Anello sul sentiero Roberto Cavallero salendo al Ricovero dell'Escalon, Colletto Vittorio, Passi della Croce, Bivacco Due Valli, Passo Peroni, Cima Il Bric e Monte Scaletta. Giro con percorso, panorami e memorie storiche incomparabili in un labirinto tra guglie dolomitiche e torrioni a strapiombo con la vista d'infilata sui laghi di Roburent e dell'Oronaye, tra le importanti cime che fanno da cornice a tutto il tragitto, senza tralasciare la gran quantità di resti delle poderose e complessa opere di difesa dei confini... uno spettacolo da non perdere!
Risaliti da Acceglio per il vallone di Unerzio, lasciamo le auto su uno spiazzo poco prima di raggiungere Prato Ciorliero, sotto una ben conservata Opera del Vallo Alpino sulla destra orografica.
Ridiscesi poco sotto, prima del ponticello a quota 1890 m circa, prendiamo il sentiero R. Cavallero (tacche rosso-blu) indicato dalla palina con direzione, tra le altre, colle della Scaletta e risaliamo nel lariceto la bella mulattiera che percorre tutto il fianco meridionale della Costa Denti, tralasciando sulla sinistra il bivio per il Colle Oserot, fino a raggiungere il successivo bivio per il Colletto Vittorio (2190m).
Questo è il punto di giunzione dell'anello che intendiamo fare oggi e, poiché quattro anni fa l'avevamo già effettuato in senso antiorario, decidiamo, tanto per cambiare e per verificare le differenze, di percorrerlo in senso orario.
Imbocchiamo pertanto il sentiero che sale serpeggiando sulla sinistra e, poco più sopra, raggiungiamo il malandato Ricovero dell'Escalon (2270 m), ex caserma della Guardia alla Frontiera, un’imponente costruzione che superiamo in basso inoltrandoci nel valloncello che in breve ci conduce al Colletto Vittorio (2522m).
Qui affrontiamo il primo di uno dei tratti più duri del percorso salendo il ripido pendio erboso che, poco sopra, transita in uno stretto canalino attrezzato con catene per facilitare l'ascesa, ma attenzione a non fidarsi troppo di queste perché in alcuni punti sono fissate in modo precario.
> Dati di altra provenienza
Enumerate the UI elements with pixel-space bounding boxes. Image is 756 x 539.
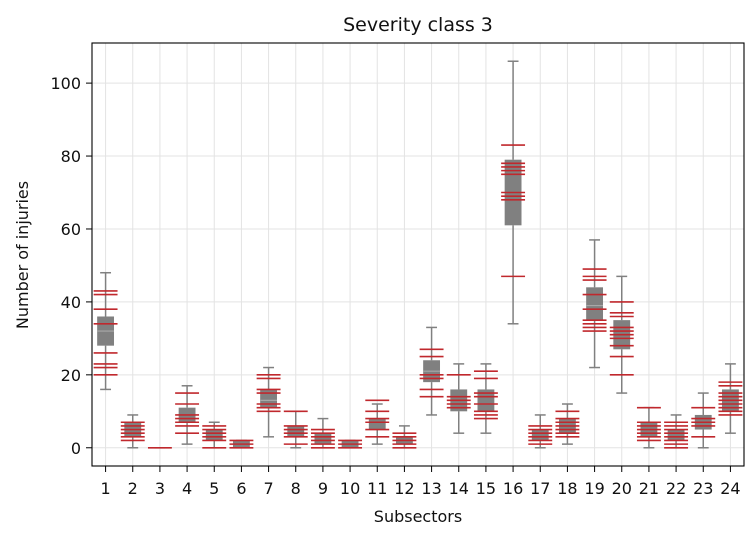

Con la dovuta attenzione e cautela (che in montagna, in ogni caso e su qualunque percorso, non bisogna mai attenuare), continuiamo fino a raggiungere il filo di cresta su un colletto contornato da alcuni torrioni, denominato Repiatetta.
Qui la pendenza si riduce e, superato un'ultima breccia rocciosa, giungiamo al Passo la Croce Orientale (2646 m) ove arriva la strada militare del Colle Oserot. Da tener presente, in caso di terreno bagnato, che si può evitare il ripido canalino proseguendo, dal Colletto Vittorio, sul sentiero in direzione della Comba Emanuel Superiore, che più avanti si raccorda con la predetta strada militare.
Ora proseguiamo sulla comoda strada militare che poco più avanti scollina con lo spartiacque tra la Valle Stura e la Valle Maira e raggiunge il minuscolo Bivacco (denominato appunto) Le Due Valli (2620 m) da cui dominiamo il lungo traversone che ci condurrà al Passo Peroni e alla soprastante cima de Il Bric, nostra prossima meta.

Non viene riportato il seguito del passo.